The bear – who you guessed is Baloo – is voiced by the always awesome Bill Murray. Murray is an actor who is known for having fun in his old age, and in this movie, he has fun reading his lines as the lovable bear. Joining the voice cast is Sir Ben Kingsley as Mowgli’s guardian, the black panther Bagheera, along with Scarlett Johannson as the seductive snake Kaa (a different take than Sterling Holloway’s voice in the animated classic), Idris Elba as the vengeful tiger, Shere Khan, who wants Mowgli dead, Lupita Nyong’o and Giancarlo Esposito as Raksha and Akela, Mowgli’s wolf parents who teach him the law of the forest (one which Baloo calls a piece of propoganda in one of the film’s funniest jokes), and Christopher Walken as giant orangutan King Louie.
The voice cast is amazing at how they portray their characters (I could say less for Walken, who portrays King Louie with his usual “Christopher Walken” mannerisms); I felt Kingsley as Bagheera as well as I felt Elba as Shere Khan. I also could feel the warmth Nyong’O had as Raksha while she talked to Mowgli. As many computer-effects as they were and how they were done, I didn’t expect much from them; they could have gone the ‘Jurassic World’ route, but there is plenty of detail on these animals to where these effects are as close to real as they are going to be.

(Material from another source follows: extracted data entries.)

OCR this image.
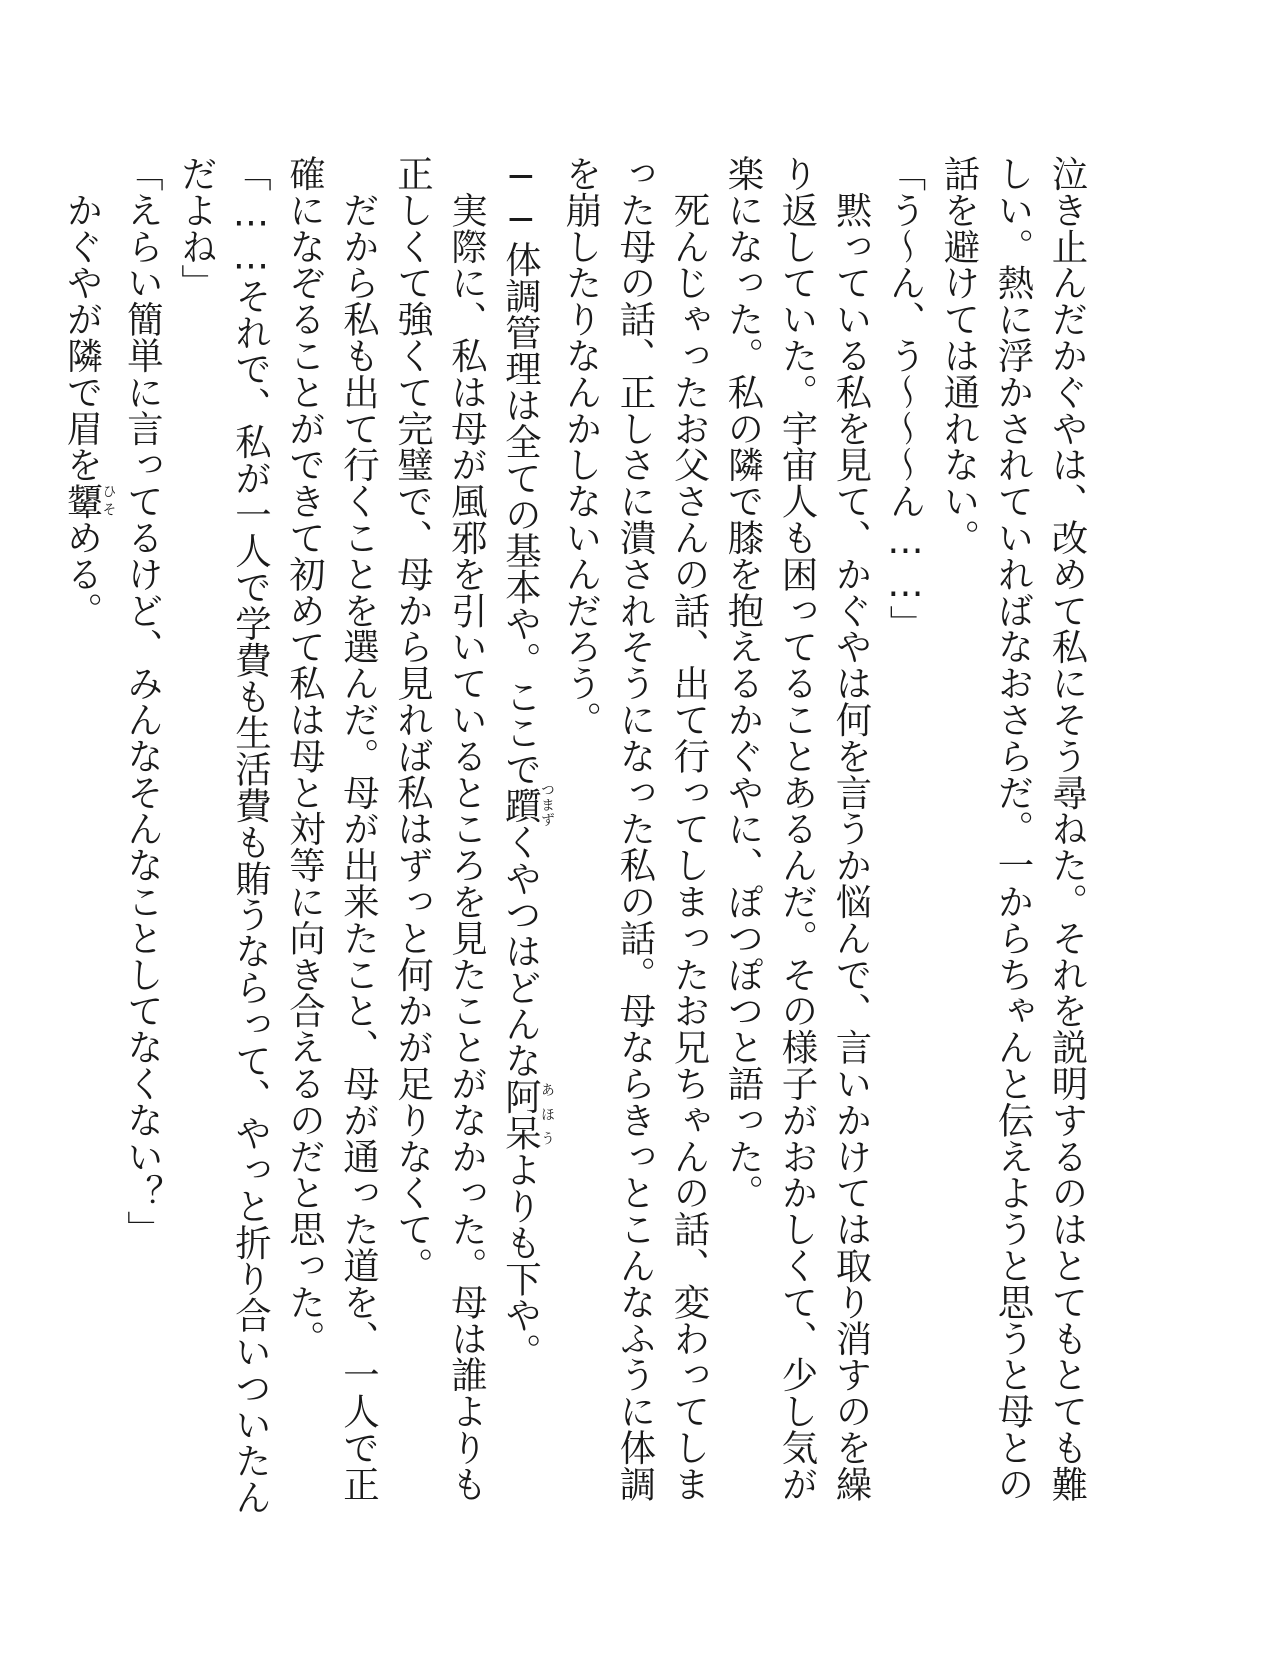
泣き止んだかぐやは、改めて私にそう尋ねた。それを説明するのはとてもとても難しい。熱に浮かされていればなおさらだ。一からちゃんと伝えようと思うと母との話を避けては通れない。

「う〜ん、う〜〜〜ん……」

　黙っている私を見て、かぐやは何を言うか悩んで、言いかけては取り消すのを繰り返していた。宇宙人も困ってることあるんだ。その様子がおかしくて、少し気が楽になった。私の隣で膝を抱えるかぐやに、ぽつぽつと語った。

　死んじゃったお父さんの話、出て行ってしまったお兄ちゃんの話、変わってしまった母の話、正しさに潰されそうになった私の話。母ならきっとこんなふうに体調を崩したりなんかしないんだろう。

──体調管理は全ての基本や。ここで躓つまずくやつはどんな阿呆あほうよりも下や。

　実際に、私は母が風邪を引いているところを見たことがなかった。母は誰よりも正しくて強くて完璧で、母から見れば私はずっと何かが足りなくて。

　だから私も出て行くことを選んだ。母が出来たこと、母が通った道を、一人で正確になぞることができて初めて私は母と対等に向き合えるのだと思った。

「……それで、私が一人で学費も生活費も賄うならって、やっと折り合いついたんだよね」

「えらい簡単に言ってるけど、みんなそんなことしてなくない？」

　かぐやが隣で眉を顰ひそめる。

The action sequences are suspenseful; I actually felt tension during the times where Mowgli was in serious danger. The fight scenes were especially well-done and animated realistically to where I thought I was seeing a panther fighting a tiger. The score by John Debney matches every scene to perfect effect with hints of the musical numbers from the original movie added. Will the score get an Oscar nomination? I’m hoping it will, because it’s fantastic.
‘The Jungle Book’ is different in storyline compared to the original film, which may turn some Disney buffs off and frighten kids, but I have to give the film props for not just catering to kids, but to adults as well. I also just found out that a sequel has been announced. Will it be closer to the animated sequel ‘The Jungle Book 2’? Probably not. Then again, maybe not. You’ll never know in Hollywood, especially with Disney. If you plan on seeing ‘The Jungle Book’, stay for the end credits; there’s an element that was added as a nice touch to the film itself and brings you back to the Disney movies of the old years.